Now that I've committed heresy by criticizing and discrediting some of our most sacred commandments, it's time to put up, or shut up. So, in closing, and in the spirit of that ancient tradition, here is the unabridged and lightly regarded version of my thirteen commandments for the twenty-first century. In all honesty, I couldn't have arrived at these without some collaboration with several of my friends, whose names are being withheld at their request for legal reasons and fear for their own personal safety.
#13: Thou shalt not commit road rage unless thou hast been shot the bird.
#12: Thou shalt never admit to any wrongdoing without first consulting with thy lawyer.
#11: Thou shalt not commit adultery, with the possible exceptions of adultery with Brad Pitt or Angelina Jolie.
#10: Thou shalt not turn on thy cell phone in the presence of thine enemies or thy friends.
#9: Thou shalt not disseminate unsolicited e-mail jokes and other dumb stuff over the internet. (And by the way, anyone who wants a copy of these commandments, just check your e-mails when you get home.)
#8: Thou shalt not covet thy neighbor's flat screen television.
#7: Thou shalt not copy designer labels in vain.
#6: Thou shalt not invade any country because of bad intelligence information or because of family feuds.
#5: Honor thy mother and thy father according to the size of thy inheritance, because size does matter.

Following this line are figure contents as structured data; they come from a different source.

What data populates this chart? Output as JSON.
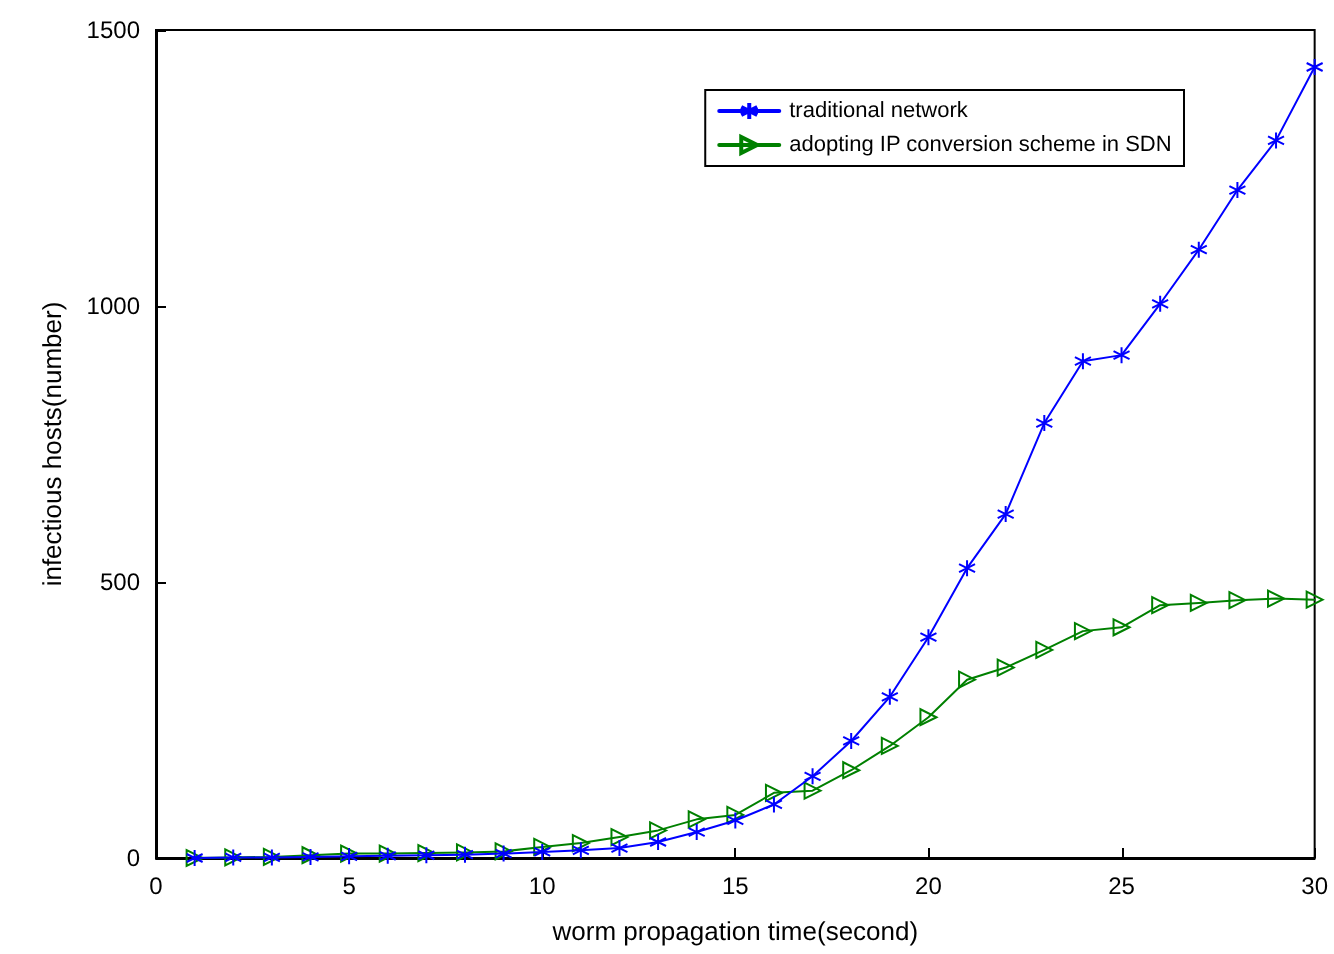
{
  "chart_data": {
    "type": "line",
    "xlabel": "worm propagation time(second)",
    "ylabel": "infectious hosts(number)",
    "x": [
      1,
      2,
      3,
      4,
      5,
      6,
      7,
      8,
      9,
      10,
      11,
      12,
      13,
      14,
      15,
      16,
      17,
      18,
      19,
      20,
      21,
      22,
      23,
      24,
      25,
      26,
      27,
      28,
      29,
      30
    ],
    "series": [
      {
        "name": "traditional network",
        "color": "#0000ff",
        "marker": "cross",
        "values": [
          0,
          1,
          1,
          2,
          3,
          4,
          5,
          6,
          8,
          11,
          14,
          18,
          29,
          47,
          68,
          97,
          148,
          212,
          292,
          400,
          525,
          623,
          788,
          900,
          911,
          1004,
          1102,
          1210,
          1300,
          1433
        ]
      },
      {
        "name": "adopting IP conversion scheme in SDN",
        "color": "#008000",
        "marker": "triangle",
        "values": [
          0,
          1,
          2,
          5,
          8,
          8,
          9,
          10,
          12,
          20,
          27,
          38,
          50,
          70,
          78,
          118,
          122,
          159,
          203,
          255,
          323,
          345,
          377,
          411,
          418,
          458,
          462,
          467,
          470,
          468
        ]
      }
    ],
    "xlim": [
      0,
      30
    ],
    "xticks": [
      0,
      5,
      10,
      15,
      20,
      25,
      30
    ],
    "ylim": [
      0,
      1500
    ],
    "yticks": [
      0,
      500,
      1000,
      1500
    ],
    "grid": false,
    "legend": "top right",
    "line_style": "solid"
  }
}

#4: Thou shalt not smoke marijuana except for medicinal purposes.
#3: No means no!
#2: Thou shalt not redefine what the meaning of is is.
#1: Thou shalt not display the preceding 12 commandments in thy yard.
As they say here in north Georgia, I haven't had so much fun since the hogs ate my little brother. I hope none of you took any of this seriously, but for those who I might have offended, I have a fourteenth commandment. Thou shalt forgive thy fellow Unitarians, for they know not what they do.